Mayet menggigit bibirnya.

“Oh. Apa kau memberitahu orang lain tentang hal ini?

“Tak perlu. Brianne memberi tahu semuanya. Ia bilang ia memerlukan seseorang untuk menolongnya, tetapi ia tak tahu siapa, atau bagaimana. Seluruh sekolah berpikir dia sudah kehilangan pikirannya. Ia membolos, bertengkar dengan orang tuanya, begadang hingga empat sampai lima hari. Bukan karena ia takut untuk tidur, tetapi ia takut untuk terbangun.”

“Apa yang kau rasakan tetang hal ini?”

“Sangat memalukan. Memang bagaimana lagi yang kurasakan?”
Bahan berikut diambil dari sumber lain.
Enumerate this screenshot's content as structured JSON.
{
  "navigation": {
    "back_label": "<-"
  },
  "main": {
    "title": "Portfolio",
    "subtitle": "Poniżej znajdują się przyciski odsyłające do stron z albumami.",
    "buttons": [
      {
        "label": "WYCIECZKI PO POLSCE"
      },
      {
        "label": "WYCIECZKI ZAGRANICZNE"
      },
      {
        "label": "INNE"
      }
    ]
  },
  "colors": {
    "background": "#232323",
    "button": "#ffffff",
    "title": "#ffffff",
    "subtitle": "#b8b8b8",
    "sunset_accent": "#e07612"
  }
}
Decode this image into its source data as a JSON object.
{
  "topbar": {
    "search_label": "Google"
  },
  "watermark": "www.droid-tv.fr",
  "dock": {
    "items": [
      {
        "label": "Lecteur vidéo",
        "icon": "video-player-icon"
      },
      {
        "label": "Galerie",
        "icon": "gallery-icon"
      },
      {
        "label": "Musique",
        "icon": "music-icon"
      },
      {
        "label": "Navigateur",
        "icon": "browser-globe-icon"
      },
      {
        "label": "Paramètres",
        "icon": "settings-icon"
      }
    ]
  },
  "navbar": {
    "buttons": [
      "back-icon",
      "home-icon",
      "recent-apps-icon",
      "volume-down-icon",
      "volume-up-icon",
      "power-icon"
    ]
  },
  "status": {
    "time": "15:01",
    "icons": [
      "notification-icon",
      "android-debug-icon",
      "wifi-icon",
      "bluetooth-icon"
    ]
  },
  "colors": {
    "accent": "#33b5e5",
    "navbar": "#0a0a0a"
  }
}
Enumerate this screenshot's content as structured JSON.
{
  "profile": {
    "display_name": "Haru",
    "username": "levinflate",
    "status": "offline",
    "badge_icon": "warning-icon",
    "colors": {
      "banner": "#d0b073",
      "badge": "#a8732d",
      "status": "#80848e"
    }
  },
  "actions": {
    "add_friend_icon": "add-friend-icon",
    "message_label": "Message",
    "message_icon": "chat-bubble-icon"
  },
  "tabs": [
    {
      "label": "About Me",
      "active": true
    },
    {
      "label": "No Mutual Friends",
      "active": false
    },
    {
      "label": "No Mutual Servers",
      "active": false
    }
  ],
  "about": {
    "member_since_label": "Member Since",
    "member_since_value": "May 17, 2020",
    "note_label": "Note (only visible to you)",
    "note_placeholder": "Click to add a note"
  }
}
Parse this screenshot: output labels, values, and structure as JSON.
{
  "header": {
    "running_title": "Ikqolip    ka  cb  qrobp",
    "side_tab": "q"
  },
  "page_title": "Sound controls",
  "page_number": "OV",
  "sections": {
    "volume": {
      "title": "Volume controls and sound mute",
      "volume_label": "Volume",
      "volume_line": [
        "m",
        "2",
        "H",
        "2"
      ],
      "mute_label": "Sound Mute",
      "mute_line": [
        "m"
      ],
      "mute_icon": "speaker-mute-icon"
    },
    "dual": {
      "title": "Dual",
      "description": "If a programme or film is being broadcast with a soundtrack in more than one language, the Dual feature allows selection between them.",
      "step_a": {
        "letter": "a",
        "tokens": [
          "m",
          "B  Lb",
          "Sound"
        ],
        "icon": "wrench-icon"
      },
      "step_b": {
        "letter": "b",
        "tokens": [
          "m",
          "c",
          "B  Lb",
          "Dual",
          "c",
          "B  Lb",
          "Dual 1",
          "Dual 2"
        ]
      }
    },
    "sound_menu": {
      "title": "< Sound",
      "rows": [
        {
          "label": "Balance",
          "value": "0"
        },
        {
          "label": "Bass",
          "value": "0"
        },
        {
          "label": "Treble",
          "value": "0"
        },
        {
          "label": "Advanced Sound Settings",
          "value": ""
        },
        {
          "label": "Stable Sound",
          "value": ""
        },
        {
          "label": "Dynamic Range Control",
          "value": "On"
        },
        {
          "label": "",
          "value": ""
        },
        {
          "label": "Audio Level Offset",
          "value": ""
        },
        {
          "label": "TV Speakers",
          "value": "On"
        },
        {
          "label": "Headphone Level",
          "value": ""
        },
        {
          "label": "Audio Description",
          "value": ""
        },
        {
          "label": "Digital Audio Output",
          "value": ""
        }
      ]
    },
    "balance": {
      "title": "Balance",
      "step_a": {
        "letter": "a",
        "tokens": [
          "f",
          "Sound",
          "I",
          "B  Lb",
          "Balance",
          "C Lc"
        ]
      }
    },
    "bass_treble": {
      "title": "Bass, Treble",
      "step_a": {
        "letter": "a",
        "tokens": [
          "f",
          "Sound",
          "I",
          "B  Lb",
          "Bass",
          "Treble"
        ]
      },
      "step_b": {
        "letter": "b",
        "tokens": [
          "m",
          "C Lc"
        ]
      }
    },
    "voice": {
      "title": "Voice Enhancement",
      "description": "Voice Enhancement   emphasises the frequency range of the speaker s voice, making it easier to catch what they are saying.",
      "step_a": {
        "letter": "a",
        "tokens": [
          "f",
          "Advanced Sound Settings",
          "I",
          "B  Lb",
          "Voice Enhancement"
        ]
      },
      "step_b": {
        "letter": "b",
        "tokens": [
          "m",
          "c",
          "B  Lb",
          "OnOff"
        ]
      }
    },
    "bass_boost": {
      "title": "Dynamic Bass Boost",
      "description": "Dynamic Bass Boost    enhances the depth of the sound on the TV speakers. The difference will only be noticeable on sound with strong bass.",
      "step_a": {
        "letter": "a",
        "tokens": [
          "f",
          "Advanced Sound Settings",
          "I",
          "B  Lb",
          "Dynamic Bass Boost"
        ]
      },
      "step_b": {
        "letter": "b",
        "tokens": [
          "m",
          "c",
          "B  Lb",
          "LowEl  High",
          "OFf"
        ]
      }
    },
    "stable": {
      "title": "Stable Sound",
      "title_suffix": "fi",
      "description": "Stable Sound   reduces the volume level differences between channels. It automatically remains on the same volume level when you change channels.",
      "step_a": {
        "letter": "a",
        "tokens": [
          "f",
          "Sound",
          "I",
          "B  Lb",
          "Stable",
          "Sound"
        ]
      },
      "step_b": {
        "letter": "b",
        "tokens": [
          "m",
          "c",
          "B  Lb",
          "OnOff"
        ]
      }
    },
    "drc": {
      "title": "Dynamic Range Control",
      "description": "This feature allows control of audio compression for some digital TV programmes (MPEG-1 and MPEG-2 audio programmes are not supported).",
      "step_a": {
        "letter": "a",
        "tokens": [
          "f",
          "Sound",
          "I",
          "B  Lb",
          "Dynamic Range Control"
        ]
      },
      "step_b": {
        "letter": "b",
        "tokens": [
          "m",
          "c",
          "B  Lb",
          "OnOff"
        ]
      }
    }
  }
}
“Dan berapa lama hal itu berlangsung?”

“Sebulan? Mungkin sedikit lebih lama, Aku tak bisa mengingatnya. Akhirnya Brianne tak menceritakannya kepada siapapun. Ia menyerah.”

“Kau ingat saat terakhir kali bicara dengannya?”

“Orang tuanya menyuruhku untuk bicara dengannya. Untuk membantu mereka membuatnya datang menemui mereka. Aku tak ingin melakukannya, tetapi mereka sangat sedih aku tak bisa berkata tidak, jadi aku pergi ke kamarnya. Ia duduk di sebelah jendela, menatap hampa. Ia Nampak kurus dan pucat, seperti boneka kain. Aku duduk disebelahnya dan berkata padanya untuk mencari bantuan. Aku memohon padanya.”

“Apa yang ia bilang?”

“Ia bilang padaku…” Mayet berhenti, tersentak, kemudian melanjutkan. “Ia bilang sudah terlambat. Ia terus bicara sesuatu seperti…’Karena matanya. Ketika aku bangun dan menatap kedalam kedua matanya, aku mengetahui sesuatu.’ Dan aku bertanya padanya, ‘Sesuatu apa?’ Dan ia berkata, ‘Sesuatu yang mengerikan.’ Dan kemudian ia terdiam. Ia menangis padaku. Aku memeluknya dan kami menangis untuk waktu yang lama.”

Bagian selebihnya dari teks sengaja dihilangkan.